Dans cet entretien exclusif, le président de l’Amicale des Anciens du Cesti de Dakar, notre confrère Alassane Souleymane, évoque, entre autres, les objectifs et les ambitions de son regroupement. S’agissant des perspectives, l’Ama-Cesti a décidé de faire de 2019 une année de grandes actions en termes de formation et de reconnaissance aux anciens de la presse malienne.

Aujourd’hui-Mali : Si on vous demande de vous présenter, que diriez-vous à nos lecteurs ?

Alassane Souleymane : Je suis un journaliste malien. Agent de l’Etat, je suis du corps des journalistes et réalisateurs et travaille à l’Ortm. Je suis, depuis novembre 2016, président de l’Amicale des Anciens du Cesti.

Pourquoi l’Amicale des anciens du Cesti ?

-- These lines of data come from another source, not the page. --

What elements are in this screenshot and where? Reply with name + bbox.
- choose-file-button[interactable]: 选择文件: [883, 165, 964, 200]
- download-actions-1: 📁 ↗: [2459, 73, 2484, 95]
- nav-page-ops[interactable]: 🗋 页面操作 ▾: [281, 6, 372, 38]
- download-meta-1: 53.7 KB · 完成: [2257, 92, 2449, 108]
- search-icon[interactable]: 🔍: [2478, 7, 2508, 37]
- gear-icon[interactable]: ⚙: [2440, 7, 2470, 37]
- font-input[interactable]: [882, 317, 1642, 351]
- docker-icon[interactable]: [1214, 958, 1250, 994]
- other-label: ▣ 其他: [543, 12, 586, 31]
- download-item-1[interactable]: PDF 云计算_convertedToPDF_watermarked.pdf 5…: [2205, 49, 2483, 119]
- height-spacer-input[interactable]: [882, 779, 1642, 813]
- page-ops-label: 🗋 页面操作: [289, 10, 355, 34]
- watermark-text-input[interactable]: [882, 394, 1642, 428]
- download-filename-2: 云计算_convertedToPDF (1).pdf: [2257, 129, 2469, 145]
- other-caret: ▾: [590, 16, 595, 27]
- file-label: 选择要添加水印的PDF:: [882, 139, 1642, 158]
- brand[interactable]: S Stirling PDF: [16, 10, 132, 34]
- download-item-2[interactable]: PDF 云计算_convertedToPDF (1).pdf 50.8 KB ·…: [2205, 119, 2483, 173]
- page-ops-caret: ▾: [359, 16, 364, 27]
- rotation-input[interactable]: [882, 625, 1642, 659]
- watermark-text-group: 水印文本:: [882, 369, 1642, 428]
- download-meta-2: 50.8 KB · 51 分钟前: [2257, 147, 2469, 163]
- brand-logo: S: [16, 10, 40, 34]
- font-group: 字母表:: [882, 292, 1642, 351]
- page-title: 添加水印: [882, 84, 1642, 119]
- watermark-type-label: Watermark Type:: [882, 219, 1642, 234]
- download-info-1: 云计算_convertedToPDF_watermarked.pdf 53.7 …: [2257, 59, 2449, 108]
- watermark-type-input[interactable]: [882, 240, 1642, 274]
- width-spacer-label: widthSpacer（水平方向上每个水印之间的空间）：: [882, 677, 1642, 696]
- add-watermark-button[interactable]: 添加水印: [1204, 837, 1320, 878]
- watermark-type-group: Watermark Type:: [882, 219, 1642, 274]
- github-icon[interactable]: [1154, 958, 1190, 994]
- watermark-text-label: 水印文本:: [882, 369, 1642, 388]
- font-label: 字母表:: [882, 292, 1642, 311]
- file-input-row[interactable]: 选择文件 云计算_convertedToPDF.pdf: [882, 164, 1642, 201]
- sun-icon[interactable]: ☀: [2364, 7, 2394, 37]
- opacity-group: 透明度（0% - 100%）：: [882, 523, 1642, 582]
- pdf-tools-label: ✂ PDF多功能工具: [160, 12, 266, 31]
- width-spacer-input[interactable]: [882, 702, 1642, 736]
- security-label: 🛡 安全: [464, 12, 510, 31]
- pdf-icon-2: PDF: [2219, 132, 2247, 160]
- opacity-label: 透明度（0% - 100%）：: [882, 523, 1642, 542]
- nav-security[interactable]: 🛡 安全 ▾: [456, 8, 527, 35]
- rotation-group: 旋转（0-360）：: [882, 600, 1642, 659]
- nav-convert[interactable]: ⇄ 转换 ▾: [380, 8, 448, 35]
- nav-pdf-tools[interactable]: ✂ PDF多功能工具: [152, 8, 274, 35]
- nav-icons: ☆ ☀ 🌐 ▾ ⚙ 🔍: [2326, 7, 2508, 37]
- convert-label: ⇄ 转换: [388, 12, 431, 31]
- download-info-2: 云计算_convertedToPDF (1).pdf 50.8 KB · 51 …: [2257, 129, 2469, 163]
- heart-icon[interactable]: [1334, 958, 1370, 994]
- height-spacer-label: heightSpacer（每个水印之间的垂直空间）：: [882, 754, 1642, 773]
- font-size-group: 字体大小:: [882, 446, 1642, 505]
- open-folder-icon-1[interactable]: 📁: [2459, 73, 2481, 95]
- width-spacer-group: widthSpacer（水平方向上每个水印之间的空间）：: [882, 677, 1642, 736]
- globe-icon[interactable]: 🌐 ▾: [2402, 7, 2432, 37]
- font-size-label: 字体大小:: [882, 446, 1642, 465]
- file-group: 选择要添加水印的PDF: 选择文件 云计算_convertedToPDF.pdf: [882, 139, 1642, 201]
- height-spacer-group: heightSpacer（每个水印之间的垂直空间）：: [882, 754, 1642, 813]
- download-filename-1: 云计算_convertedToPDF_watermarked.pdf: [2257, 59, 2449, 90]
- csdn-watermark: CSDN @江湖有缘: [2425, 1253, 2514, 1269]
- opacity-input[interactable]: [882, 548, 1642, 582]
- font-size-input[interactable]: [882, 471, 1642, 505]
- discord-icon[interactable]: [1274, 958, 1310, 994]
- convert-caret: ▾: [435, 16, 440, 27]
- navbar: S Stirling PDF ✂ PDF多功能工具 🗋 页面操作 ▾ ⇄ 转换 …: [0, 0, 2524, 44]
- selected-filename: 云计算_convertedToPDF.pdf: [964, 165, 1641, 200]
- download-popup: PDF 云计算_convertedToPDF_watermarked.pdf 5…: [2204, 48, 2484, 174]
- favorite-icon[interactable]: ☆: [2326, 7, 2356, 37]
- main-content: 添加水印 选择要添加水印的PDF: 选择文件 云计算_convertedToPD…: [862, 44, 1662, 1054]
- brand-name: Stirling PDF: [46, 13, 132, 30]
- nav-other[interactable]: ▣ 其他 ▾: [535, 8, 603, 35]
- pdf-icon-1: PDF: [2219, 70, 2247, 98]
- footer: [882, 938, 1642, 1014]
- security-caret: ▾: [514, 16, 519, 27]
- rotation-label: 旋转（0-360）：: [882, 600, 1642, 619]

Je suis sorti de cette école qui est au Sénégal, mais qui est surtout connue pour sa vocation panafricaine, accueillant des ressortissants de la sous-région ouest africaine francophone, des deux Congo, du Gabon, du Tchad et des Comores pour la plupart. Le Mali a exactement fait former 126 journalistes de la première promotion en 1973 à nos jours. Les trois membres de cette première promotion sont alhamdoulilah vivants et ont pris leur retraite.

Lesquels ?

Nous avons Abdoul Kadri Cissé de l’Amap, Vincent Traoré qui a fini à l’Uemoa et Amadou Tidiane Traoré qui vit en Europe, ayant pris sa retraite à l’Union européenne. Comme quoi, le journalisme mène à tout à condition d’en sortir.

L’actuel Premier ministre aussi est un ancien du Cesti…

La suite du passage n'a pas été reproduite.